Setelah AS dan Israel menggunakan kekuatan, Iran segera menguasai selat tersebut. Pelayaran nyaris berhenti total, harga energi global melonjak, mengganggu perdagangan global dan rantai pasokan, serta pada akhirnya memantul dan menghantam ekonomi AS. Pejabat pemerintahan Trump pada pertengahan Maret mengakui bahwa sebelumnya belum menyiapkan persiapan yang cukup untuk pemblokade selat. Senator Partai Demokrat, Chris Murphy, secara blak-blakan mengatakan bahwa pemerintahan Trump tidak memiliki rencana penanganan untuk hal ini, dan juga tidak tahu bagaimana memulihkan kelancaran jalur pelayaran.

AS memang tidak berdaya. Risiko mengawal kapal perang tinggi dan biayanya mahal; sekutu tidak berniat ikut serta. Sementara itu, operasi amfibi seperti merebut pulau berpotensi menyebabkan lebih banyak korban di pihak pasukan AS. Sebaliknya, Iran hanya perlu mengganggu kapal dagang tertentu untuk mencapai tujuan. Parlemen Iran baru-baru ini juga mengesahkan rencana pengelolaan selat, yang semakin memperjelas hak kendali pasukan bersenjata di bawahnya.

Penilaian intelijen AS belakangan ini menyebut bahwa Iran memandang Selat Hormuz sebagai “nilai tawar” kunci untuk menyeimbangkan AS, dan dalam waktu dekat tidak mungkin melonggarkan kendali atas jalur pelayaran energi ini. Trump beberapa waktu lalu dengan berat hati menyatakan bahwa meskipun selat berada dalam kondisi ditutup, pihak AS bersedia mengakhiri aksi militer terhadap Iran.

Selama bertahun-tahun, AS dan Israel memandang bahwa Iran “memiliki senjata nuklir” sebagai ancaman nomor satu. Majalah Time milik AS mengatakan bahwa setelah perang ini, Iran semakin sadar bahwa pengendalian Selat Hormuz adalah “opsi nuklir” yang sesungguhnya.

Kesalahan penilaian keempat: melebih-lebihkan dukungan domestik AS terhadap perang

Sejak Revolusi Islam Iran pada 1979 dan krisis penyanderaan sandera, rasa memusuhi Iran telah menjadi konsensus arus utama di masyarakat AS, dan lebih jauh lagi telah diinternalisasi menjadi identitas politik dari kalangan konservatif Partai Republik.

Para analis berpendapat bahwa berdasarkan penilaian dari pengalaman sejarah dan “efek pemersatuan panji” yang mungkin ditimbulkan perang, Trump menganggap bahwa “menang cepat” atas Iran tidak hanya dapat membentuk citra dirinya sebagai “orang kuat”, tetapi juga untuk sementara memindahkan perhatian pemilih dari kesulitan ekonomi dalam negeri ke narasi “Amerika yang kuat”.

Namun “efek pemersatuan panji” tidak muncul.
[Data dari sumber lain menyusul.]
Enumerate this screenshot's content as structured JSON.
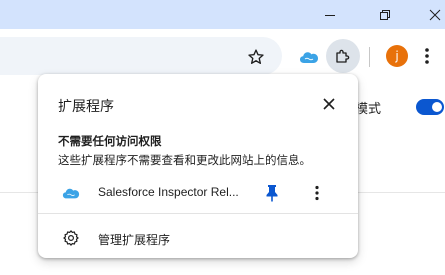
{
  "browser": {
    "profile_initial": "j"
  },
  "page": {
    "partial_setting_text": "者模式"
  },
  "extensions_popup": {
    "title": "扩展程序",
    "section_heading": "不需要任何访问权限",
    "section_description": "这些扩展程序不需要查看和更改此网站上的信息。",
    "extensions": [
      {
        "name": "Salesforce Inspector Rel...",
        "icon": "salesforce-cloud-icon",
        "pinned": true
      }
    ],
    "manage_label": "管理扩展程序"
  },
  "colors": {
    "titlebar": "#d3e3fd",
    "accent_blue": "#0b57d0",
    "avatar": "#e8710a",
    "salesforce_cloud": "#3ba3e6"
  }
}
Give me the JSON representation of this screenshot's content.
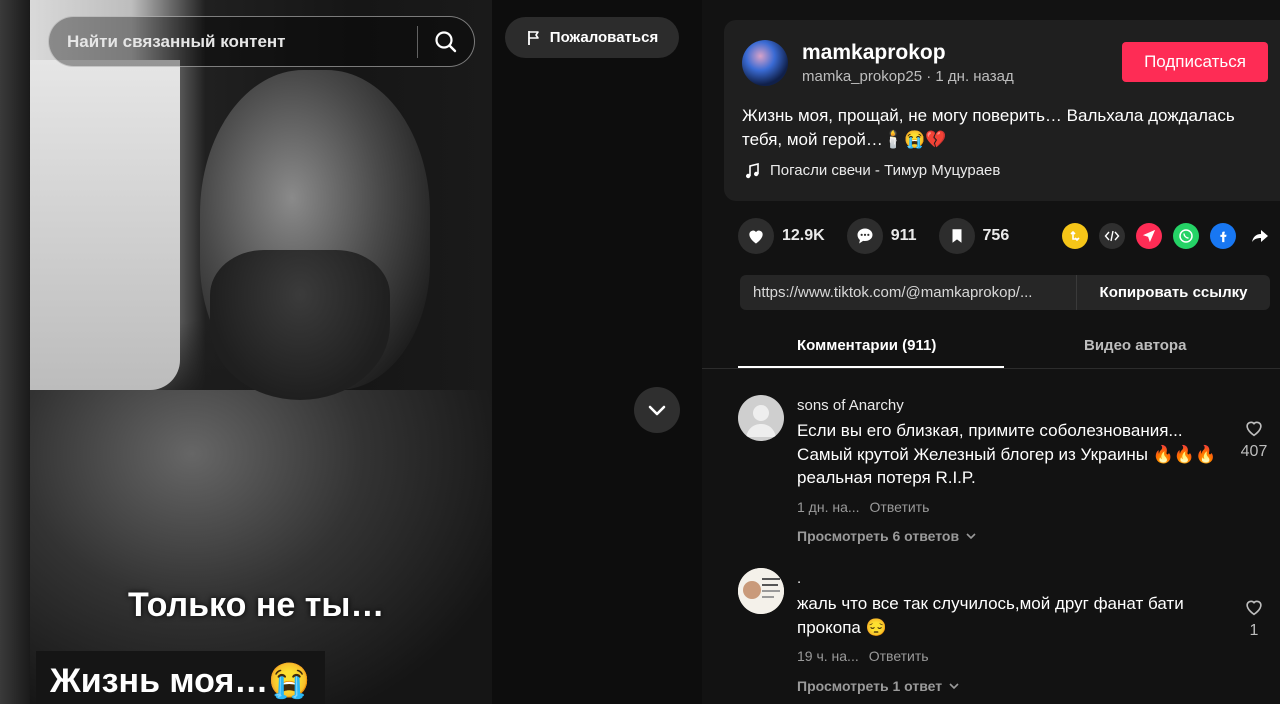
{
  "video": {
    "search_placeholder": "Найти связанный контент",
    "report_label": "Пожаловаться",
    "caption_line1": "Только не ты…",
    "caption_line2": "Жизнь моя…😭"
  },
  "author": {
    "display_name": "mamkaprokop",
    "sub_line": "mamka_prokop25 · 1 дн. назад",
    "follow_label": "Подписаться",
    "description": "Жизнь моя, прощай, не могу поверить… Вальхала дождалась тебя, мой герой…🕯️😭💔",
    "music": "Погасли свечи - Тимур Муцураев"
  },
  "stats": {
    "likes": "12.9K",
    "comments": "911",
    "saves": "756"
  },
  "share_icons": [
    "repost-icon",
    "embed-icon",
    "send-icon",
    "whatsapp-icon",
    "facebook-icon",
    "share-arrow-icon"
  ],
  "link": {
    "url": "https://www.tiktok.com/@mamkaprokop/...",
    "copy_label": "Копировать ссылку"
  },
  "tabs": {
    "comments": "Комментарии (911)",
    "videos": "Видео автора"
  },
  "comments": [
    {
      "name": "sons of Anarchy",
      "text": "Если вы его близкая, примите соболезнования... Самый крутой Железный блогер из Украины 🔥🔥🔥 реальная потеря R.I.P.",
      "time": "1 дн. на...",
      "reply": "Ответить",
      "replies": "Просмотреть 6 ответов",
      "likes": "407"
    },
    {
      "name": ".",
      "text": "жаль что все так случилось,мой друг фанат бати прокопа 😔",
      "time": "19 ч. на...",
      "reply": "Ответить",
      "replies": "Просмотреть 1 ответ",
      "likes": "1"
    }
  ],
  "colors": {
    "accent": "#fe2c55",
    "panel_bg": "#121212",
    "card_bg": "#1f1f1f"
  }
}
Publik AS justru sejak awal perang menunjukkan sikap penolakan yang jelas. Seiring berlanjutnya perang, harga kebutuhan pokok sehari-hari di dalam negeri AS seperti bensin meningkat tajam, dan gelombang suara menentang perang menjadi semakin tinggi. Dukungan untuk Trump pada akhir Maret telah turun menjadi 35%, titik terendah sejak ia kembali ke Gedung Putih.

Basis pemilih utama Trump dari kubu “Make America Great Again” (MAGA) juga mengalami perpecahan; beberapa tokoh panutan konservatif secara terbuka menentang perang, menuduh Trump mengingkari janji. Sejumlah jajak pendapat terbaru menunjukkan bahwa tingkat dukungan pemilih Partai Republik terhadap perang ini terus menurun.

Pemberitaan opini publik di AS menilai bahwa peluang Partai Republik milik Trump kehilangan kendali atas kedua kamar Kongres dalam pemilihan paruh waktu (midterm) November semakin meningkat. Pidato televisi nasional Trump pada 1 April untuk membela perang justru mengungkap kecemasan dan ketidaktentramannya ketika menghadapi amarah publik dan gejolak pasar.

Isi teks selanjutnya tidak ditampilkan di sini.